Les bonnes affaires des spéculateurs :
S’il existe un domaine où l’on peut facilement réaliser d’énormes bénéfices, c’est celui de la terre. Et les spéculateurs ne se privent pas de faire de bonnes affaires en vendant les terrains à des prix exorbitants. La technique qu’ils utilisent est simple : il suffit d’acheter des terrains et les laisser en veilleuse pendant quelques années puis les revendre au prix offrant. El Hadji Sané qui évolue travail depuis des années dans cette filière, laisse entendre qu’« il sera difficile de remédier à cette situation pour la bonne et simple raison que ce sont les acheteurs qui nous proposent des prix quand ils sont devant une parcelle qui les intéresse énormément. Nous ne faisons que les écouter et nous cédons le terrain à celui qui paie le plus ». Ce procédé, qui est loin d’arranger les acquéreurs, a fini par devenir la règle qui régente les transactions dans le secteur de l’immobilier. A ce rythme, force est de constater que seront nombreux les Sénégalais qui ne pourront pas payer un terrain à Dakar parce que rien n’est fait par les pouvoirs publics pour que les populations aient des revenus moyens pour disposer d’une parcelle dans la capitale.

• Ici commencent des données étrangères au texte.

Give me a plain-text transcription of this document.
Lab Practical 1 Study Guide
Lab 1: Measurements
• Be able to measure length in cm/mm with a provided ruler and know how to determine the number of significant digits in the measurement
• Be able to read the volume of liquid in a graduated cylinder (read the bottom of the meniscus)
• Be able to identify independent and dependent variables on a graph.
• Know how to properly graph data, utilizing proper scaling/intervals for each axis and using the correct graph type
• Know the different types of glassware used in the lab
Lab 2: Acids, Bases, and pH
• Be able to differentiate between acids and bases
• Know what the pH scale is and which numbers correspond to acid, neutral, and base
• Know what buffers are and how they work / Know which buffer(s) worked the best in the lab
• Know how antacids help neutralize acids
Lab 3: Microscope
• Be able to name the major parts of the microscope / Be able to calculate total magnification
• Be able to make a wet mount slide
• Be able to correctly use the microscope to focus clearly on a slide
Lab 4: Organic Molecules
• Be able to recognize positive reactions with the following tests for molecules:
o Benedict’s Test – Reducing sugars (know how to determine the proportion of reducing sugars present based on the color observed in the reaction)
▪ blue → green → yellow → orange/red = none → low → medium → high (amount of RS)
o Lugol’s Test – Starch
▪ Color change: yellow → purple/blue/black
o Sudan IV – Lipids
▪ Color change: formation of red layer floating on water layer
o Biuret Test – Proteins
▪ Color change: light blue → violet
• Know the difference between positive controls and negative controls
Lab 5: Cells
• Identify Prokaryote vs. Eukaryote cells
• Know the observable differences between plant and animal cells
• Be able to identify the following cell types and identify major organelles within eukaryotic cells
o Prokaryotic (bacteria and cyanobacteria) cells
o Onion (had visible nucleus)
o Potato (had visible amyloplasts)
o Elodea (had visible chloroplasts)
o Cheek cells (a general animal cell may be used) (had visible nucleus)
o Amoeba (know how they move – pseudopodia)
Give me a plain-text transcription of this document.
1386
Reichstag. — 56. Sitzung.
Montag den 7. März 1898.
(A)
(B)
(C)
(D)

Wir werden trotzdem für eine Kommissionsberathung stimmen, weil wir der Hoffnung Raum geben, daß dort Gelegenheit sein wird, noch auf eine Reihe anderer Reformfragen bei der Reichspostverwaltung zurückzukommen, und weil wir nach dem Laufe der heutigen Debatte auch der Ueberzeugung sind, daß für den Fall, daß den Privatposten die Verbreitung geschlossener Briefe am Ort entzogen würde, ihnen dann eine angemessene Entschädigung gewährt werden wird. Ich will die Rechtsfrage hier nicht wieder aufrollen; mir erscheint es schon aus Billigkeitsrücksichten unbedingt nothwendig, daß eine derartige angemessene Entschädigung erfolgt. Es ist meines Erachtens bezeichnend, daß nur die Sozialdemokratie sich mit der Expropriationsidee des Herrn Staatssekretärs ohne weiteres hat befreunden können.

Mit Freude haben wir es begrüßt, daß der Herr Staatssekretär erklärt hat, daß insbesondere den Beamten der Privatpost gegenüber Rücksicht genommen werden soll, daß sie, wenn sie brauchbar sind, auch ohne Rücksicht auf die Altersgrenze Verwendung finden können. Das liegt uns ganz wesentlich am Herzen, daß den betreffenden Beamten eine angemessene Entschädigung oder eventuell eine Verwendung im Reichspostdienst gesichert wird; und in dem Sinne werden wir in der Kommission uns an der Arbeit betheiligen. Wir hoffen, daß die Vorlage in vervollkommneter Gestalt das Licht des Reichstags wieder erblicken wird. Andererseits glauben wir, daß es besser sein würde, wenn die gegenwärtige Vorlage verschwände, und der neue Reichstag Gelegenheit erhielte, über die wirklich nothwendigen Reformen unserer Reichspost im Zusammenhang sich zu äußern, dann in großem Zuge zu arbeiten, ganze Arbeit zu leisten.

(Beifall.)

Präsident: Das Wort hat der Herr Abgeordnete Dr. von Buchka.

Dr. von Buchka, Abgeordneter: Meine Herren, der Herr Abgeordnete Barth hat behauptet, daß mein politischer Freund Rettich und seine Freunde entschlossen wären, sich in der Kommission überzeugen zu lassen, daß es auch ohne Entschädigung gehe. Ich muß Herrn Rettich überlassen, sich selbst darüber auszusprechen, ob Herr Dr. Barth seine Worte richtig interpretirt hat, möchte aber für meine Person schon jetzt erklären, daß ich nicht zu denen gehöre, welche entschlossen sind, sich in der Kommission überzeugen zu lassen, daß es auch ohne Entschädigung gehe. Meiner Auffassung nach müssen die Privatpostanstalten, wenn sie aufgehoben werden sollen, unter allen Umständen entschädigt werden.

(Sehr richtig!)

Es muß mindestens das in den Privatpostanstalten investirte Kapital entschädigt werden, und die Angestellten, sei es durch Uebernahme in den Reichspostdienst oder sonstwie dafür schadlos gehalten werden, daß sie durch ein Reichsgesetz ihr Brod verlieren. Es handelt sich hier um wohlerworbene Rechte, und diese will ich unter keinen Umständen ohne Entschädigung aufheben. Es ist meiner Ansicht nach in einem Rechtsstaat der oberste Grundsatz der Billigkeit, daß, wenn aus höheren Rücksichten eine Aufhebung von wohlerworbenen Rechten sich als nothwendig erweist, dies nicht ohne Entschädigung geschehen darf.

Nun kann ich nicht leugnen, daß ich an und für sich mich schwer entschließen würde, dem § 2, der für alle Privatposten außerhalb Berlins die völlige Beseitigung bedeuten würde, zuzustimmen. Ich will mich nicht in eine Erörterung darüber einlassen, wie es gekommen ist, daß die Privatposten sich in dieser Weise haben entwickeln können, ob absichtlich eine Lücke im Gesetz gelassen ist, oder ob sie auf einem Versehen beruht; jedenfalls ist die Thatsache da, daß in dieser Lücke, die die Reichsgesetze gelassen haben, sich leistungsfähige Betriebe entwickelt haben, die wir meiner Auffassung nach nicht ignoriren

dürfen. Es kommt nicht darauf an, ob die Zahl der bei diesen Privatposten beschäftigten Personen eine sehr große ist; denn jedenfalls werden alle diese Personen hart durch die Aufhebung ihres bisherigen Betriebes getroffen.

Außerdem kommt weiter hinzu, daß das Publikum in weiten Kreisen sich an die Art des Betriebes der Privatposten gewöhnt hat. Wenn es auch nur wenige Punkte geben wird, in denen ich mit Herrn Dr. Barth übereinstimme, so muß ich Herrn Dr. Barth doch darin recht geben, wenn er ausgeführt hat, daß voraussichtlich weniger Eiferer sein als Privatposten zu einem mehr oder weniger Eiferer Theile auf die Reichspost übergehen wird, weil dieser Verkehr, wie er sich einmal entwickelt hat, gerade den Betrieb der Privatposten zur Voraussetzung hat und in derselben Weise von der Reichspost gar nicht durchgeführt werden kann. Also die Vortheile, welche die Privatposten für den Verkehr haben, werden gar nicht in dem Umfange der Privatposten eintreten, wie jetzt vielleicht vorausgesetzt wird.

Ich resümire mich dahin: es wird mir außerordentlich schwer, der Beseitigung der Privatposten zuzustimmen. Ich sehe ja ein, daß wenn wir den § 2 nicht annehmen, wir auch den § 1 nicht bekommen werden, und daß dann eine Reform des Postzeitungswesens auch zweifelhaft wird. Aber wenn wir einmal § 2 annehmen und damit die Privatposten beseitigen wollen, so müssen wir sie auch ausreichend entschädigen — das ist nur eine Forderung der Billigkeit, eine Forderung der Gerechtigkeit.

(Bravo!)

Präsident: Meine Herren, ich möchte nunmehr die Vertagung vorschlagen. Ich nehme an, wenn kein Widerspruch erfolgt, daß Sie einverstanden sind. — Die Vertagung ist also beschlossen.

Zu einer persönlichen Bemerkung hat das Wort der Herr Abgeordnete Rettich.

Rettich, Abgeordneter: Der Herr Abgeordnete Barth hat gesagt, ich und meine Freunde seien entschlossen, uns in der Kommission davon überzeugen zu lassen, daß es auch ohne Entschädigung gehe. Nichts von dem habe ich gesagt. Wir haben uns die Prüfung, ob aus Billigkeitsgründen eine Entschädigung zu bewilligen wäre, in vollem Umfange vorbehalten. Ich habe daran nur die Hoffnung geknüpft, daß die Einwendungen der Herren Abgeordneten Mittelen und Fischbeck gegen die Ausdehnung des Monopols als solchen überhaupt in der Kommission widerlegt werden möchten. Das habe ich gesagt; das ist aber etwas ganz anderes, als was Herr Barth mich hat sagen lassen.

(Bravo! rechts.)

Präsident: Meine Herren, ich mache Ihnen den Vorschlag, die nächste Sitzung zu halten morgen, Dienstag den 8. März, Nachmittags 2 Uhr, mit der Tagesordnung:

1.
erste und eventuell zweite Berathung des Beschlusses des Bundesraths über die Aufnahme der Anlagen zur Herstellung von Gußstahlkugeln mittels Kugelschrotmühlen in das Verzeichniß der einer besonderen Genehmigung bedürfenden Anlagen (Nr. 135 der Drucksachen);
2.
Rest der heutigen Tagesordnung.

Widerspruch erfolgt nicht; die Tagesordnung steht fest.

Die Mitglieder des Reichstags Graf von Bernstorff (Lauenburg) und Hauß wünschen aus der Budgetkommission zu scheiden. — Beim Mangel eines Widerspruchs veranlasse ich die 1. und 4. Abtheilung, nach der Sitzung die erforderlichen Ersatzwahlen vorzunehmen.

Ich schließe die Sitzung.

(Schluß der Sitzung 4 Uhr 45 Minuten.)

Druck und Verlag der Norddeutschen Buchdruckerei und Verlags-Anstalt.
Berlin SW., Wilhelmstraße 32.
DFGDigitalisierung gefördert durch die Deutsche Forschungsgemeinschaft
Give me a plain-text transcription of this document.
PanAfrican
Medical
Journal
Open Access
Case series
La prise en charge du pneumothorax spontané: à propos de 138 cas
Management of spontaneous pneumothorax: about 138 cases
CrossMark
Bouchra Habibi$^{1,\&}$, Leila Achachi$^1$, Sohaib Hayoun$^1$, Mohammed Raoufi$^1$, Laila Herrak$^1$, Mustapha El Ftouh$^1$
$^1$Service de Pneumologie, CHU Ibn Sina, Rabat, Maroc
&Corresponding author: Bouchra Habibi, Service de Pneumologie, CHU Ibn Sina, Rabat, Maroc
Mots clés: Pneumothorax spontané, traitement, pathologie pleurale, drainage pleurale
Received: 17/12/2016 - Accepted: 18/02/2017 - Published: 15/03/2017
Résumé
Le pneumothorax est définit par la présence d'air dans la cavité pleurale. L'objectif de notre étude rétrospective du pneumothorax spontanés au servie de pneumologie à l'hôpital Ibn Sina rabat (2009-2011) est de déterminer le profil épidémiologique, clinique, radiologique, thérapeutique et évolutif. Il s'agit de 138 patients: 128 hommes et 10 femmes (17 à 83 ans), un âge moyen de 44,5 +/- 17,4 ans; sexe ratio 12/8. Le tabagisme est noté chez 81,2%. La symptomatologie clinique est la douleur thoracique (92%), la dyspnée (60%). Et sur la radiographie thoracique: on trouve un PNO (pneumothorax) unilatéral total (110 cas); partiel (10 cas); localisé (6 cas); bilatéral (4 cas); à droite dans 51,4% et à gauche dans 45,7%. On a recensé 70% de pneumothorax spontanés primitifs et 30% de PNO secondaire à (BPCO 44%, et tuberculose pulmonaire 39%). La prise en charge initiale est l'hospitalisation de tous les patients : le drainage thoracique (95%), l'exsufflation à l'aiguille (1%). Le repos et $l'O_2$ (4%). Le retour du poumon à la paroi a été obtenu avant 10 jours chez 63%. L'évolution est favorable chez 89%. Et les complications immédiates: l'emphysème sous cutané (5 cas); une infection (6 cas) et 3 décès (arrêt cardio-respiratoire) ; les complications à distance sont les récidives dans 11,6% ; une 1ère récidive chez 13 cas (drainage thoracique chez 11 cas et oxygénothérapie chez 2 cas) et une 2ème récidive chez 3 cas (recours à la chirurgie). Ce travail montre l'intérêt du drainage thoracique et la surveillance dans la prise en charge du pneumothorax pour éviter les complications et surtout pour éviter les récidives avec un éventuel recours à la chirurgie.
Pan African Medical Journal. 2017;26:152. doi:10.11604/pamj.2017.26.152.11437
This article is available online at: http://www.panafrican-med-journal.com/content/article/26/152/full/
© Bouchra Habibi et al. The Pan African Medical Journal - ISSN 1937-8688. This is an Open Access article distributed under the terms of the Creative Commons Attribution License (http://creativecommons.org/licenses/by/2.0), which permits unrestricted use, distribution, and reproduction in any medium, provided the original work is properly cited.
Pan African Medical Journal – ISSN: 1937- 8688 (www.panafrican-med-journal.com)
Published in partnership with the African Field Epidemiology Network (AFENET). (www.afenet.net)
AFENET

Lutte contre la spéculation foncière :
Selon les agents de la direction du cadastre, le seul moyen de lutter contre la spéculation foncière, c’est que l’Etat doit encadrer le marché de l’immobilier pour circonscrire les prix dans des fourchettes raisonnables en prenant des textes qui, sans apporter atteinte aux intérêts des privés, placeraient tout le monde dans un cadre réglementé. Toujours d’après eux, l’autre moyen qui permettrait de venir à bout de la spéculation, c’est, par exemple, la création d’une nouvelle ville avec des infrastructures viables. Ce qui ferait, pensent-ils, que la terre va se vendre à un moindre coût. Cependant, si la spéculation gangrène le marché de l’immobilier, l’autre problème qui prévaut dans ce secteur, ce sont les transactions faites au détriment des acquéreurs parce que la plupart des papiers qu’ils reçoivent des mains des vendeurs n’ont aucune base réglementaire.